The core collective active between 2002 – 2009 were:
Caroline Daish Kerrin Rowlands, Jason Sweeney, Julie Vulcan.

associates: Fiona Sprott, Stephen Noonan, Ingrid Voorendt.

Softness is an admirable aspect of the artistry of Unreasonable Adults. Unlike so much that is robust and loud, performance at low-level intensities can evoke in an audience a desire to lean in, to make an approach, to attend and make contact on their own ground. Quiet suspicion and seduction by stealth drew me towards this work.

The Last to See them Alive – Jonathan Bollen RealTime 78 2007

The Unreasonable Adults’ genius is in the material they coax from their audience. As many media as they are toying with and as dispersed the crowd, the Adults still work the Electrofringe audience with a captivating mix of childishness and wryness.

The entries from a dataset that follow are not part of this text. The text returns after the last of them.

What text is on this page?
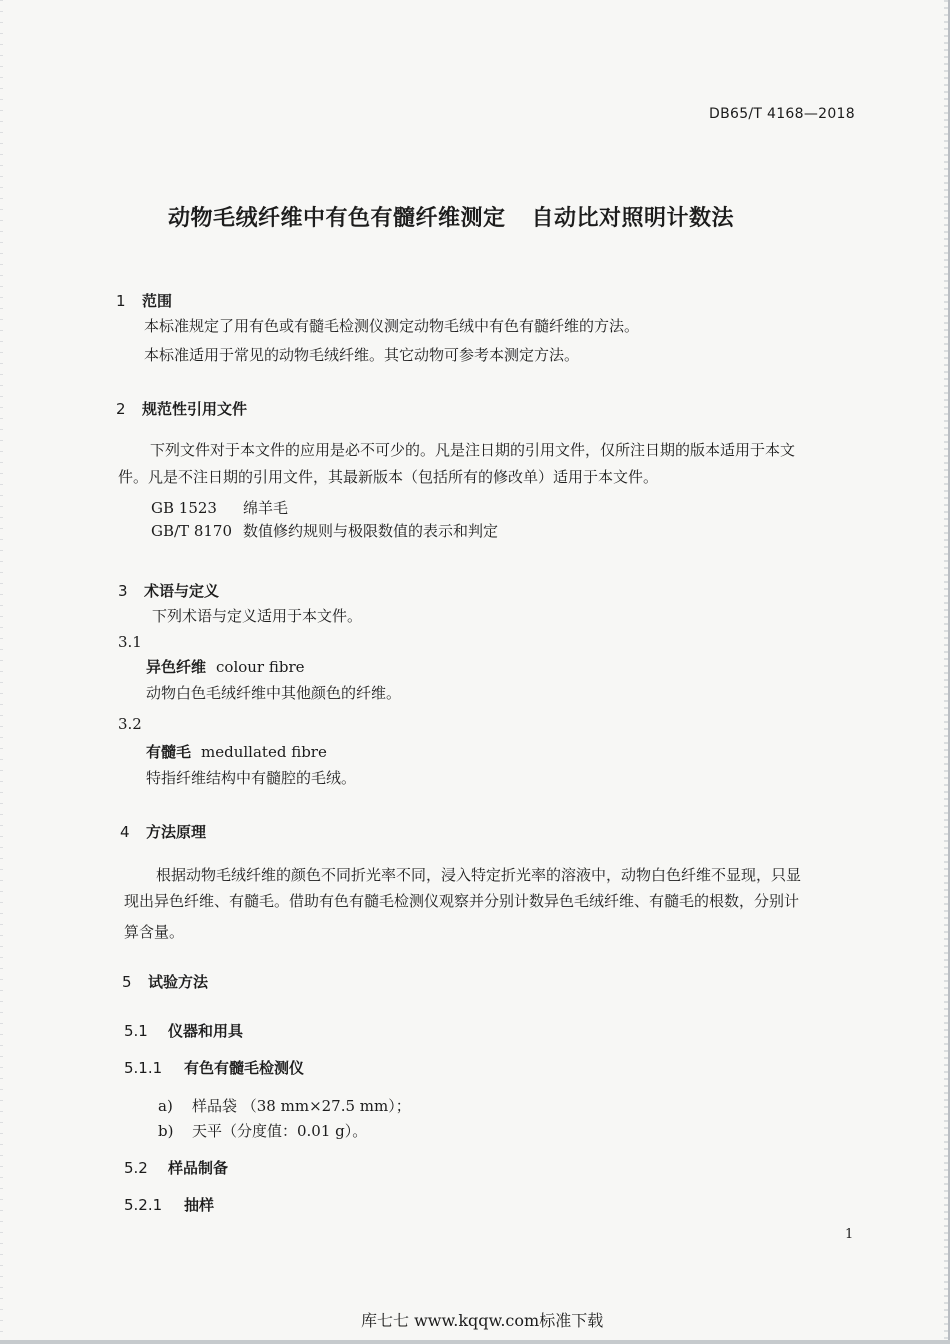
DB65/T 4168—2018
动物毛绒纤维中有色有髓纤维测定 自动比对照明计数法
1 范围
本标准规定了用有色或有髓毛检测仪测定动物毛绒中有色有髓纤维的方法。
本标准适用于常见的动物毛绒纤维。其它动物可参考本测定方法。
2 规范性引用文件
下列文件对于本文件的应用是必不可少的。凡是注日期的引用文件，仅所注日期的版本适用于本文
件。凡是不注日期的引用文件，其最新版本（包括所有的修改单）适用于本文件。
GB 1523 绵羊毛
GB/T 8170 数值修约规则与极限数值的表示和判定
3 术语与定义
下列术语与定义适用于本文件。
3.1
异色纤维 colour fibre
动物白色毛绒纤维中其他颜色的纤维。
3.2
有髓毛 medullated fibre
特指纤维结构中有髓腔的毛绒。
4 方法原理
根据动物毛绒纤维的颜色不同折光率不同，浸入特定折光率的溶液中，动物白色纤维不显现，只显
现出异色纤维、有髓毛。借助有色有髓毛检测仪观察并分别计数异色毛绒纤维、有髓毛的根数，分别计
算含量。
5 试验方法
5.1 仪器和用具
5.1.1 有色有髓毛检测仪
a) 样品袋 （38 mm×27.5 mm）；
b) 天平（分度值：0.01 g）。
5.2 样品制备
5.2.1 抽样
1
库七七 www.kqqw.com标准下载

Giftback – Dan MacKinlay RealTime 76 2006

The ‘live’ here was strictly ‘alive’, wrapping up with welcome low-tech absurdity from Unreasonable Adults’ The End of Romance. Their deadpan mock competitiveness in obsessively detailed descriptions of technical apparatus (various redundant laptops and a mini-cassette recorder) was a refreshing reminder that the technological is most productively linked to the social context of its use, and there’s no reason to take it all so seriously.

Out-of-body performance: e-performance and Plug-ins – David Williams – RealTime 71 2006

…the blood flow is slow and painful from a couple of wounded hearts drunk in the kitchen at a party now trapped in time.